Deployment fails, logs show the following
ssh: handshake failed: knownhosts: key mismatch
Make sure the correct knownhost is put both to the knownhosts file of nevisAdmin4, and in the GitCredentials object in the component namespace.
nevisIDM migration fails with the following
Caused by: java.sql.SQLException: Can't create table `nevisidm`.`TIDMA_UNIT_PATH` (errno: 150 "Foreign key constraint is incorrectly formed")
Make sure that the database is configured correctly with the following values:
autocommit=0
transaction-isolation = READ-COMMITTED
log_bin_trust_function_creators = 1
lower_case_table_names = 1
character-set-server = utf8mb4
Ingress resources are not created, or not updated, nevisOperator logs contain the following
no matches for kind "Ingress" in version "networking.k8s.io/v1beta1"

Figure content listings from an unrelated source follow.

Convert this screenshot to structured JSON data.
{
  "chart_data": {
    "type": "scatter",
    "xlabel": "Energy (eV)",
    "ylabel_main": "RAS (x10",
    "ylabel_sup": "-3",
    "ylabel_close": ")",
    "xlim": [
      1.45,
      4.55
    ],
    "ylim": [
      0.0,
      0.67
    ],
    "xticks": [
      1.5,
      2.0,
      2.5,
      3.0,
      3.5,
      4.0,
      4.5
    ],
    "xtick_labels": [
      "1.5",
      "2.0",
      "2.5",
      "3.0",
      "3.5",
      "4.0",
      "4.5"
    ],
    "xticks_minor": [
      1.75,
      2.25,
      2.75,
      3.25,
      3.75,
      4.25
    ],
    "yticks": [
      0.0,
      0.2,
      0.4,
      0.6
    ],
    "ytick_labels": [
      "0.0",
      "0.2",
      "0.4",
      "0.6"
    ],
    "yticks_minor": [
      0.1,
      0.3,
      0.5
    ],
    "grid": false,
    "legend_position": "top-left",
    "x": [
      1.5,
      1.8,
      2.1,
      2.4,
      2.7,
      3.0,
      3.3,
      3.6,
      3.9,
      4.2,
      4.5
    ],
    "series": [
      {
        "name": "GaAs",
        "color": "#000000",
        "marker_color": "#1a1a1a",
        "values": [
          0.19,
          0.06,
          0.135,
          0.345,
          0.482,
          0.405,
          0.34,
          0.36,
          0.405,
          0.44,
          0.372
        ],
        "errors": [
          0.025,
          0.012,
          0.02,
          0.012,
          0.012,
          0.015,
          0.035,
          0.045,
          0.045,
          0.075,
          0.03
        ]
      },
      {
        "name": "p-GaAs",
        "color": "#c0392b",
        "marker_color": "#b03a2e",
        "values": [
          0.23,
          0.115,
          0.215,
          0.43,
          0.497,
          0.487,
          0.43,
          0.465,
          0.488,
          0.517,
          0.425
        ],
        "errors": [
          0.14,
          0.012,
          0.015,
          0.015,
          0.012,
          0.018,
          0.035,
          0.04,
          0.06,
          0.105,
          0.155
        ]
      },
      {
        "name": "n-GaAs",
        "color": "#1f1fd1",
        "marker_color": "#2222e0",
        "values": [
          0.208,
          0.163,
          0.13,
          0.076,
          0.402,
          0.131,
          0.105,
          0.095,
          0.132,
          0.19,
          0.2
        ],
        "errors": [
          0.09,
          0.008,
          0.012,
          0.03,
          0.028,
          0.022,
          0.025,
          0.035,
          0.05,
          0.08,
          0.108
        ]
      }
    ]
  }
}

If using Kubernetes version 1.22, make sure that you use nevisOperator 4.14 or later.
Migration fails with the following
Message : Access denied for user <dbuser>@<dbhost>'@'10.2.56.9
or
Message : Access denied for user <dbuser>@<dbhost>'@'10.2.56.9
If the given username and password seem correct, make sure the username is in the <username>@<hostname>
format, as it is a requirement by Azure MariaDB Database. The opposite is also true, if you don't use an Azure Database, do not use the above format.Note: The Example Installation on Azureuses the Azure format by default.